LOL, I simply asked a few questions (which you didn't answer). So, how do you know unless you can judge God's will that my argument doesn't hold? You can't judge my argument a failure without elaboration. And if you are thinking of copying and pasting someone else's wisdom, please make it short or better yet, speak your mind.
And since, by your conclusion, you seem to know God's mind, why don't you answer my questions: If God doesn't want "machines" than what will you call people in heaven for all eternity (they will never sin)? If God wanted us to be perfect, why not do it right from the get go? Why all the blood and suffering and killing himself to "fix" the broken world?
Did the world get to be wicked against God's will or according to it? It seems to me that Genesis 6:6 tells us God was unpleasantly surprised (!) and angered/saddened by the wickedness of man, and that God actually regretted/repented of his creation! Is that a sovereign, all-knowing deity who is in full control? Sure doesn't sound like it to me.
You’re committing the same error, again.
Here’s the difference you seem to miss (I hope you’re not only pretending to miss it):
Your assertions are dependent on the premise that you know the entirety of God’s will. Mine are not.
You say what God has done is intrinsically contradictory. I say the seeming contradiction is reconciled by the part of God’s will that we don’t know—the part we take on faith.

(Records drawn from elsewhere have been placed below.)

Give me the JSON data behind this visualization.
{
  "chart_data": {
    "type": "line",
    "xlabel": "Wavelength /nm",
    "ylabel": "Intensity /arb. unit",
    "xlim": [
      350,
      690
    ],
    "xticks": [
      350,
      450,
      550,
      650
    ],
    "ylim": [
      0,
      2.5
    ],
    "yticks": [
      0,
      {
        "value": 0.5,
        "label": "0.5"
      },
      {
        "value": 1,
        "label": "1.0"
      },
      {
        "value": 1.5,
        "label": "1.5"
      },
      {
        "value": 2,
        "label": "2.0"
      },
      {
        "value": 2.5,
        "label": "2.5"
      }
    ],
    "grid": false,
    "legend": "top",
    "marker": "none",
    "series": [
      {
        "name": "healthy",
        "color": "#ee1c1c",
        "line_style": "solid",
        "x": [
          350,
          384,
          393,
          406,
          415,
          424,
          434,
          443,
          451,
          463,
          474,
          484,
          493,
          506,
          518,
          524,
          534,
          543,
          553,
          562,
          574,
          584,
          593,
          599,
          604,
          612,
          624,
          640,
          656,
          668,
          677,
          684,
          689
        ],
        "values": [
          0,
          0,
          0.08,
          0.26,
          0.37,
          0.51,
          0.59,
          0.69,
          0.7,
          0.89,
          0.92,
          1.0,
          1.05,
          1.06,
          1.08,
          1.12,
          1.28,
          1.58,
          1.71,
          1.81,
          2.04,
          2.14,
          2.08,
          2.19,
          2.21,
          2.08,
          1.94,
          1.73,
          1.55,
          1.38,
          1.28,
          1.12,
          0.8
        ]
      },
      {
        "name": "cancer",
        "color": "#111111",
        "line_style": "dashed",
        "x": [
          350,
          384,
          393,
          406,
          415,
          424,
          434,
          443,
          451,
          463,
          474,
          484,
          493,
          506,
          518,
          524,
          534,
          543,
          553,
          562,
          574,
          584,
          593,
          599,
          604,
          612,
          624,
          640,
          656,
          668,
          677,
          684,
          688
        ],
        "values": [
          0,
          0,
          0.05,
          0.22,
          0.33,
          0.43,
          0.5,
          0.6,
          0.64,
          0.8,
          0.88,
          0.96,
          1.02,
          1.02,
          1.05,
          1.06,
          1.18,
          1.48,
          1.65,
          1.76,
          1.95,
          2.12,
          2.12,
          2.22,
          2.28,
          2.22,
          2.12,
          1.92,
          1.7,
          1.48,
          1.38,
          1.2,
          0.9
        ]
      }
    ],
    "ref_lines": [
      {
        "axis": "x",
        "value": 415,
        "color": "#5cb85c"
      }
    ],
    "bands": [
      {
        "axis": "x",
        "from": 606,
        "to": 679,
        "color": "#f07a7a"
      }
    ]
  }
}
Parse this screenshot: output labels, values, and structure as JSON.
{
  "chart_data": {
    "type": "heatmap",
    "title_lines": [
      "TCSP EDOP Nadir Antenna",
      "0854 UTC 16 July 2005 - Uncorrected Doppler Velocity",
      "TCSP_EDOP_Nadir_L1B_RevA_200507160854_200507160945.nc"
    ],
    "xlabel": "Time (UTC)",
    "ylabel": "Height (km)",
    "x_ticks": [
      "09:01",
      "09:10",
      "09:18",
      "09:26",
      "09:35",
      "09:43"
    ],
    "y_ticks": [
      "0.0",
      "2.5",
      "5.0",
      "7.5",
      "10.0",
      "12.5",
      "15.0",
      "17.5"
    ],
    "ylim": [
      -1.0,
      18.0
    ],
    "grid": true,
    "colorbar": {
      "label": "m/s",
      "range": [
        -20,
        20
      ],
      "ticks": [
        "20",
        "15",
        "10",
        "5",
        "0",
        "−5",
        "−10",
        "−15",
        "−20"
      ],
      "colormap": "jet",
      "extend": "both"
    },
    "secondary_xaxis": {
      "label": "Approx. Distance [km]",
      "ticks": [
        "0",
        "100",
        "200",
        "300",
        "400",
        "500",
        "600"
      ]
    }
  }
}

Here’s an analogy: A father limits the amount of television his five year old child can watch, in the interest of the child’s mental development. He says “Someday you’ll understand.” The child doesn’t know all the facts and can’t comprehend the logic behind the father’s rules, but the child understands that there are things the father knows that he, the child, doesn’t know.
The child also knows that the father is doing the right thing, but his knowing this doesn’t depend on knowing all the facts behind it or comprehending the principles involved.